Havre Daily News - News you can use

By Tim Leeds 

Schweitzer says he won't run in 2012

 


Havre Daily News/Nikki Carlson

Gov. Brian Schweitzer, left, and his wife, Nancy Schweitzer, right, read "First Dog Unleashed in the Montana Capitol" to children while their dog, Jag, whom the story is about, listens at the Holiday Village Mall Saturday afternoon during the United Way of Hill County's Plant A Seed … READ! event. See Friday's Hi-Line Living page for more photographs of the event.

Montana Gov. Brian Schweitzer said Saturday he has no plans to run for another office when his term as governor expires.

"I'm absolutely not running for anything in 2012, you can be assured of that, " Schweitzer, who cannot run again for governor due to term limits, said during an interview with the Havre Daily News.

Schweitzer, who was in Havre on personal business, took time to read to children during the United Way Plant a seed... Read! event at the Havre Holiday Village Mall. After the event, while signing copies of "The Governor's Dog Is Missing" with author Sneed Collard III of Missoula, he answered questions about his plans.

Schweitzer first stepped into the political spotlight in 2000, when he challenged Montana's Republican U. S. senator, Conrad Burns.

Burns defeated Schweitzer, but in a close race, with Schweitzer earning 47 percent of the vote to Burns' 51 percent. Reform Party candidate Gary Lee took 2 percent.

Schweitzer returned to politics in 2004, running in a four-way race for governor. Incumbent Republican Gov. Judy Martz did not run for re-election that year.

Schweitzer narrowly defeated Secretary of State Bob Brown, a Republican, with 225,016 votes. Brown took 205,313 votes, while Green Party candidate Bob Kelleher took 8,393 votes and Libertarian Stanley Jones took 7,424.

In his bid for re-election in 2008, Schweitzer won handily, defeating Republican Roy Brown 318,670-158,268. Jones won 9,796 votes in that election.

Schweitzer has enjoyed high popularity during his tenure as governor and received national accolades during his speech at the 2008 Democratic national convention.

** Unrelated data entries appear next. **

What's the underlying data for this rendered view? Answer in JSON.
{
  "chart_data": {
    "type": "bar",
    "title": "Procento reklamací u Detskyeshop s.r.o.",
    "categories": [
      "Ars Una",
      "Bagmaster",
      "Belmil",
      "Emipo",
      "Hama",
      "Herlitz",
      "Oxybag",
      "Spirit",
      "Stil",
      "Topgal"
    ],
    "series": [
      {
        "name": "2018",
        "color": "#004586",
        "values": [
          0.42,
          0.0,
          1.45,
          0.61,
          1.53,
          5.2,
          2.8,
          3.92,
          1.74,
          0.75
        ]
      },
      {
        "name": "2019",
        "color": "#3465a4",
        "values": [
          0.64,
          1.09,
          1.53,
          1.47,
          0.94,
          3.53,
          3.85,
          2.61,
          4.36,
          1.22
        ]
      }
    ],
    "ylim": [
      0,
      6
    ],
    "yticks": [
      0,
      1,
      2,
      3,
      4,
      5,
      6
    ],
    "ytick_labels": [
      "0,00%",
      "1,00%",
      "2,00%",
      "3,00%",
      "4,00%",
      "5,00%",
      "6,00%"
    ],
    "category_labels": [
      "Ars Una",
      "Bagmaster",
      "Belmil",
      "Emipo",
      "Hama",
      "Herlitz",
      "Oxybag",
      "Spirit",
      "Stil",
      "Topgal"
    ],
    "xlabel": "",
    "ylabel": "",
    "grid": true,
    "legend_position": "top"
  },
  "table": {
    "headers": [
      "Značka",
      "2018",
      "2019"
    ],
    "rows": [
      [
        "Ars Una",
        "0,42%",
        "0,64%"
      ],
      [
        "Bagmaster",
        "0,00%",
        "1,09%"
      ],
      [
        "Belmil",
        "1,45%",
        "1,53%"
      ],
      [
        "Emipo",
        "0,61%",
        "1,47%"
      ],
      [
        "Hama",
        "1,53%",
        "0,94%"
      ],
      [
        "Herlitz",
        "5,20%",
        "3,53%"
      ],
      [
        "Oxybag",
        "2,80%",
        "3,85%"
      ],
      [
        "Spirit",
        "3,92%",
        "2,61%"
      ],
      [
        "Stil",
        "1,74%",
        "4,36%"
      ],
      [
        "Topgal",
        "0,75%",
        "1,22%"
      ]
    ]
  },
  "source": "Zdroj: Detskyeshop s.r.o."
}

Known for his trademark bolo tie and blue jeans, and for taking his border collie Jag with him to many events, the flamboyant Schweitzer has maintained high popularity even when many Democrats across the nation — including President Barack Obama — have seen their ratings drop.

But Schweitzer said Saturday he intends to step out of public office when his term ends.

"This is the only position I've ever been elected to, " he said. "I managed to make it to about 50 years old before I was elected to anything, not even dog catcher.

"And so, it shouldn't surprise anybody that l'd just go right back to private industry, in business, like I did before, " he said.

Schweitzer said that, once he is out of office, he expects he will have a little more time to spend fishing, and a little more time to spend at his Whitefish-area ranch.

"If the price of bred cows goes down just a little, maybe we'll get back in the cow business, " he added.